The message those dead celebrities would bring? It’s time to begin gargling bleach and drinking your own pee, everybody. Oh, and save the children from pizza restaurants. It’s all on the handouts that will be provided.
The inclusion of anti-vax beliefs was a natural one, fitting perfectly into the “the world’s secret elites are secretly trying to do something horrible to us” paranoia that forms the one and only coherent thread tying every other invention together. But for anti-vaccination conspiracy leaders, QAnon provides something of more tangible value. The anti-vaccine movement took a tremendous hit from the discovery of Wakefield’s deceits; what the group’s leaders need most, at the moment, are new willing audiences to help fund and promote them.
From Wakefield to Robert Kennedy Jr., anti-vax leaders have been willing to link up with everyone from Q podcasts to German neo-Nazi crowds in order to get a bit of public stage time. There’s also been a spate of new televangelist antivax cross-pollination, with both sides hoping for a boost from the other. And yes, that too has resulted in some recent deaths.

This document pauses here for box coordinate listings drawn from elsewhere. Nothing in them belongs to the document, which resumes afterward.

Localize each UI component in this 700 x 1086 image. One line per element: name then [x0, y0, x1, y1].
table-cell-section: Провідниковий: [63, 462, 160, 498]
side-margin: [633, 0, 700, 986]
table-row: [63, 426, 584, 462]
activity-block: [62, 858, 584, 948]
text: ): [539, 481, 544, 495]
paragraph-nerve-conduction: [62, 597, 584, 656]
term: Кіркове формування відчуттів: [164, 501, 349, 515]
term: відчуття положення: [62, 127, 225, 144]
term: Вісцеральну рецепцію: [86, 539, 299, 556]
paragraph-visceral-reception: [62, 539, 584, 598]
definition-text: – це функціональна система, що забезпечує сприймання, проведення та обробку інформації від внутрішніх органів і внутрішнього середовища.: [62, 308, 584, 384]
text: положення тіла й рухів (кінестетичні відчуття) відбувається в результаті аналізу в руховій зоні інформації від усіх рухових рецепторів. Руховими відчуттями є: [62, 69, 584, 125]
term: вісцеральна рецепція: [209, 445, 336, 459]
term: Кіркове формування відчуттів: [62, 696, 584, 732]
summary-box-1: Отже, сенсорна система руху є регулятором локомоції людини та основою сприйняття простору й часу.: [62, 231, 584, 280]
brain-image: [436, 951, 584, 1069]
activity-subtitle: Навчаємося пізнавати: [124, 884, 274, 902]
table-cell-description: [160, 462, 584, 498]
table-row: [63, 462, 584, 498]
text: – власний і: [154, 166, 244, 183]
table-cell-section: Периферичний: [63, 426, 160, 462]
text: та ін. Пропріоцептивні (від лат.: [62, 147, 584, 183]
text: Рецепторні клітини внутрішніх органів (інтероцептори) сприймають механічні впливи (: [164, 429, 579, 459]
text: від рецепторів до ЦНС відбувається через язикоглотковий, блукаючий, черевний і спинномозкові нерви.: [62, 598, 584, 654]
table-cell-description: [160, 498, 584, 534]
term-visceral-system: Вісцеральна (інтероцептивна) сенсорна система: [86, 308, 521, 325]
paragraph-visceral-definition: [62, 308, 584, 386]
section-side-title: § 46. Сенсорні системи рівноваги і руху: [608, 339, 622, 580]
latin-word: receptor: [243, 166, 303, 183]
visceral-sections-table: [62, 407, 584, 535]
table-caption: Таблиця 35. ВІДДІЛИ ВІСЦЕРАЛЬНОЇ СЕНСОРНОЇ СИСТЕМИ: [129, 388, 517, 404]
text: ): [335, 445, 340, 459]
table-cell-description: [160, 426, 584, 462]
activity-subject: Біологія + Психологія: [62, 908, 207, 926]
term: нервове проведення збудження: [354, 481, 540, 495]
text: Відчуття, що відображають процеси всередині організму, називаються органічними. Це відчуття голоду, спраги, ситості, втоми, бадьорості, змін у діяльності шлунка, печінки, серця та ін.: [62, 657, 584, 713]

This great merging is likely to continue; more specifically, there’s no real reason why it wouldn’t. Leaders from all three groups are relying on the same pool of willing gullibles, people willing to believe statements more outrageous than anyone else is willing to provide them with. It’s not a large pool, but they can share it. They will share it.

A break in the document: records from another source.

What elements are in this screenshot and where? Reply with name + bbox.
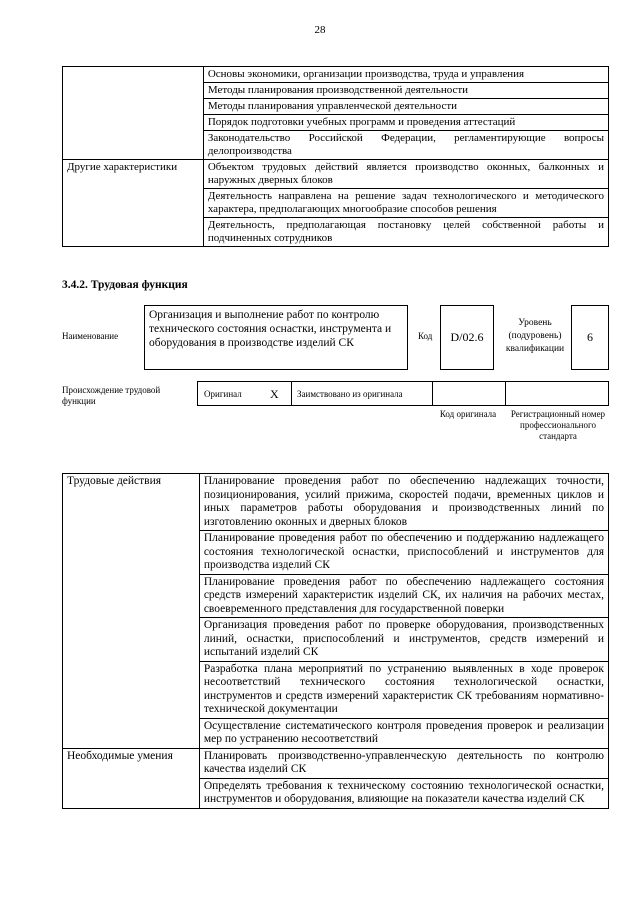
table-row: Планирование проведения работ по обеспечению надлежащего состояния средств измерений характеристик изделий СК, их наличия на рабочих местах, своевременного представления для государственной поверки <box>199 574 608 618</box>
skills-label: Необходимые умения <box>63 748 200 808</box>
original-label: Оригинал <box>204 389 242 399</box>
table-row: Объектом трудовых действий является производство оконных, балконных и наружных дверных блоков <box>203 160 608 189</box>
name-label: Наименование <box>62 331 119 341</box>
table-row: Разработка плана мероприятий по устранению выявленных в ходе проверок несоответствий технического состояния технологической оснастки, инструментов и средств измерений характеристик СК требованиям нормативно-технической документации <box>199 661 608 718</box>
actions-skills-table <box>62 473 609 809</box>
other-characteristics-label: Другие характеристики <box>63 160 204 247</box>
table-row: Определять требования к техническому состоянию технологической оснастки, инструментов и оборудования, влияющие на показатели качества изделий СК <box>199 778 608 808</box>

I’m going to add a last reminder here, which is that “QAnon” is not a victimless movement, even if we ignore the various incidents of domestic terror it has inspired. The premise of the movement is cribbed directly from longstanding antisemitic “blood libel” conspiracy claims promoted as justification for the Holocaust; a “secret cabal” of Jews was premised to run the world, even controlling world governments, and were alleged to consume “Christian” babies. The theory Q adherents allegedly stumbled upon is precisely the same, but using “elites” as the stand-in for “Jews”—itself a common modern trope in far-right and neo-Nazi circles. The movement’s false claims about false child trafficking have harmed real-world investigations of child trafficking by swamping anti-trafficking groups and officials with absurd hoaxes while painting pictures of trafficking that only disinform the public as to how and where it really happens.
And, of course, the whole bit is premised on protecting real accused sex predators, like Donald Trump and Matt Gaetz, from scrutiny by spraying disinformation about all those who have or are investigating them. QAnon is a pedophile protection racket wrapped in a century of antisemitic tropes, and I’m willing to bet at least some of its top current leaders know it.
As for why the anti-vaccine movement wants to be associated with that, we can only speculate. But the anti-vaccine movement has long pressed for children to not be protected from deadly diseases that we now know how to protect them from. “Save our children” has been the last thing on their minds from the beginning.